Hay gente que prefiere la educación católica por muchas razones. Algunas familias la eligen por su excelencia académica y otras la eligen por la comunidad tan unida. Hay quienes la escogen para que sus hijos sean educados conforme a pautas morales que fomenten la virtud.
La mayoría de las familias la eligen porque les ayuda a formar a sus hijos en la fe católica y así cumplir las promesas que hicieron por sus hijos en el Bautismo, devolviendo a Dios lo que Él les dio.
Aunque todas estas razones para elegir la educación católica son buenas, realmente las escuelas católicas existen por esta última razón – ayudar a los padres en la formación de su hijo, al niño en su totalidad: cuerpo, mente y alma para que sea capaz de conocer, amar y servir a Dios.

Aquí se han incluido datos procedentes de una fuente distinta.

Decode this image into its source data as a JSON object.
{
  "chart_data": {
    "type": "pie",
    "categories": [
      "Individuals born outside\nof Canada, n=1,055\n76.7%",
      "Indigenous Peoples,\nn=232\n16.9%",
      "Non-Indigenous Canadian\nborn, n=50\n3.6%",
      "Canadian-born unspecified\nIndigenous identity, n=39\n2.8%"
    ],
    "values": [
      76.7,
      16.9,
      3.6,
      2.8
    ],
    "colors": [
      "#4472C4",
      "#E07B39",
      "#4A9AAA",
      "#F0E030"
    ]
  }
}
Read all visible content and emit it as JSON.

Todos los niños empiezan a buscar la verdad a partir de la edad de la razón, normalmente alrededor de los 6 o 7 años, y a lo largo de esos primeros años la curiosidad natural y el deseo de aprender son importantísimos. Cualquiera que tenga un hijo de 4 años puede dar fe de ello cuando recuerda la cantidad de preguntas de “por qué” hay que responder.
La mayoría de las formas de educación en todo el mundo han incluido lo que se conoce como las siete artes liberales como base del sistema educativo que utilizan. Podemos atribuir a la Iglesia Católica, concretamente a las órdenes de monjes de la Edad Media, el mérito de revivir el proceso de los antiguos griegos de buscar la verdad y la razón en el mundo que les rodeaba y de transmitir el conocimiento de una generación a otra de manera formal.

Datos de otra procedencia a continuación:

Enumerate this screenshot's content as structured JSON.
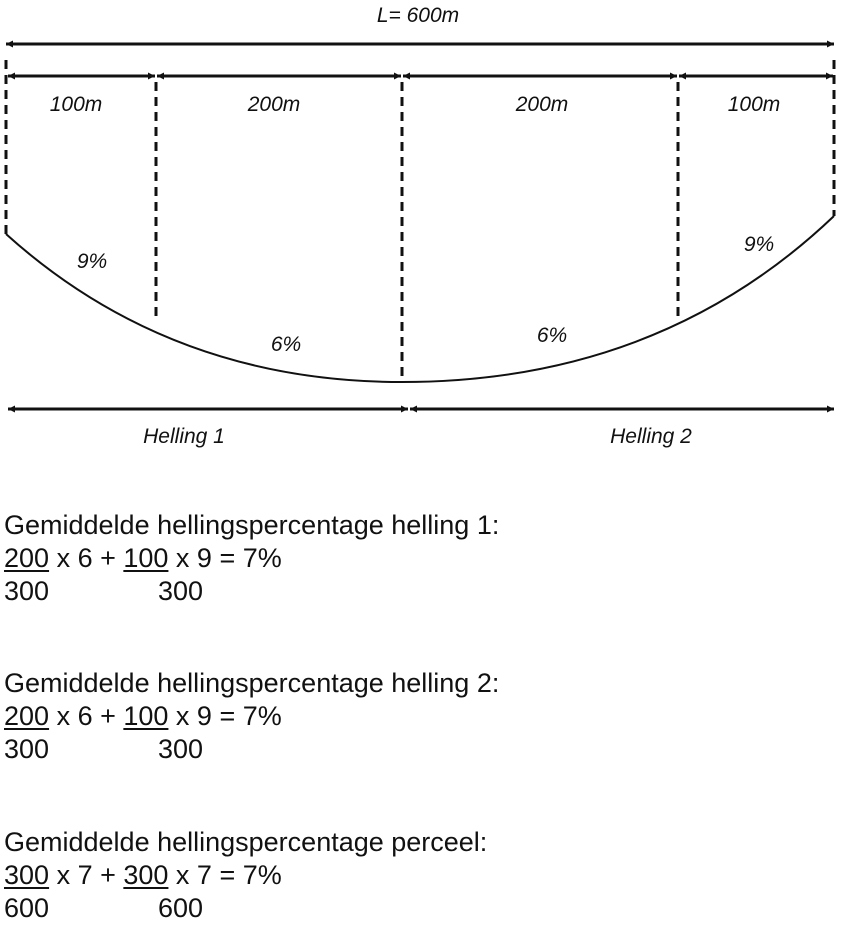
{
  "diagram": {
    "total_label": "L= 600m",
    "segments": [
      {
        "length_label": "100m",
        "slope_label": "9%"
      },
      {
        "length_label": "200m",
        "slope_label": "6%"
      },
      {
        "length_label": "200m",
        "slope_label": "6%"
      },
      {
        "length_label": "100m",
        "slope_label": "9%"
      }
    ],
    "slopes": [
      {
        "label": "Helling 1"
      },
      {
        "label": "Helling 2"
      }
    ]
  },
  "calculations": [
    {
      "heading": "Gemiddelde hellingspercentage helling 1:",
      "term1_num": "200",
      "term1_rest": " x 6 + ",
      "term2_num": "100",
      "term2_rest": " x 9 = 7%",
      "den1": "300",
      "den2": "300"
    },
    {
      "heading": "Gemiddelde hellingspercentage helling 2:",
      "term1_num": "200",
      "term1_rest": " x 6 + ",
      "term2_num": "100",
      "term2_rest": " x 9 = 7%",
      "den1": "300",
      "den2": "300"
    },
    {
      "heading": "Gemiddelde hellingspercentage perceel:",
      "term1_num": "300",
      "term1_rest": " x 7 + ",
      "term2_num": "300",
      "term2_rest": " x 7 = 7%",
      "den1": "600",
      "den2": "600"
    }
  ]
}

Inicialmente sólo estaba al alcance de las clases adineradas y dominantes, pero la educación formal evolucionó hasta convertirse en el sistema universitario y, más tarde, en escuelas para niños más pequeños. En Estados Unidos, la educación católica y las escuelas parroquiales se crearon para ayudar a los padres de familia en la superación de los prejuicios religiosos, la persecución y para garantizar que la fe se transmitiera a los niños de acuerdo con la enseñanza católica.
Los ancestros antes de la llegada de Jesús – al tiempo que reconocían una filosofía implícita como punto de partida de la razón humana que se fundía tanto lógica como éticamente hacia la justa razón – no pudieron alcanzar los niveles superiores de conocimiento que buscaban. ¿Por qué? Porque Dios aún no había enviado a su Hijo como su Verbo encarnado.

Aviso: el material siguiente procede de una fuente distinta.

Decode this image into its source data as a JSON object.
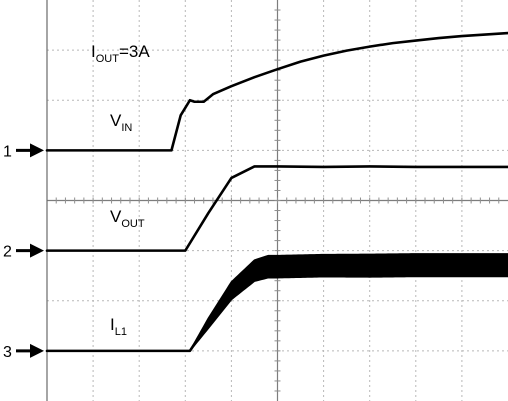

Sin la revelación que viene a través de Jesús, la razón natural no puede alcanzar los niveles superiores de conocimiento que la mente busca.
En sus escritos, san Pablo, san Agustín y más tarde, con más detalle, santo Tomás de Aquino y otros ilustraron estas verdades examinando las buenas obras de los ancestros y dándose cuenta de que la barrera era una comprensión inadecuada de lo que es la verdad, y la revelación de que la verdad no es una cosa, sino una persona.
En uno de los discursos de la Última Cena, Jesús le dice a Tomás: “Yo soy el camino, la verdad y la vida. Nadie va al Padre si no es por mí”. Esto requiere fe y conlleva algo más que el entendimiento de las cosas espirituales; ofrece una comprensión de todo el mundo creado por Dios.
Las obras de estos numerosos santos y eruditos han sido en gran parte responsables de la comprensión por parte de la Iglesia de lo que se conoce como la Tradición Intelectual Católica – las contribuciones y la influencia mutua tanto de la fe como de la razón para utilizarlas en la educación y en la vida.
Muchos papas han enseñado en este sentido. San Juan Pablo II ilustró la importancia de esta relación en nuestro mundo y tiempo actual, en su encíclica Fides et Ratio (Sobre la relación entre la fe y la razón). Debemos buscar la comprensión mediante el uso de la razón, buscando una verdad que nos trascienda.
En ésta nos recuerda: “Pero, por otra parte, este conocimiento remite constantemente al misterio de Dios que la mente humana no puede agotar, sino sólo recibir y acoger en la fe. En estos dos pasos, la razón posee su propio espacio característico que le permite indagar y comprender, sin ser limitada por otra cosa que su finitud ante el misterio infinito de Dios”.
La educación de los jóvenes no puede alcanzar su pleno potencial sin hacer referencia a Dios, Creador y Redentor. Desde principios del siglo XIX se han escrito diecisiete encíclicas sobre la educación católica.
El Espíritu Santo está tratando de llamar nuestra atención, desea que nos demos cuenta del valor de las almas jóvenes que buscan la verdad, que buscan a Dios. Dejemos que los niños vengan a Él. María, Sede de la Sabiduría, ruega por nosotros.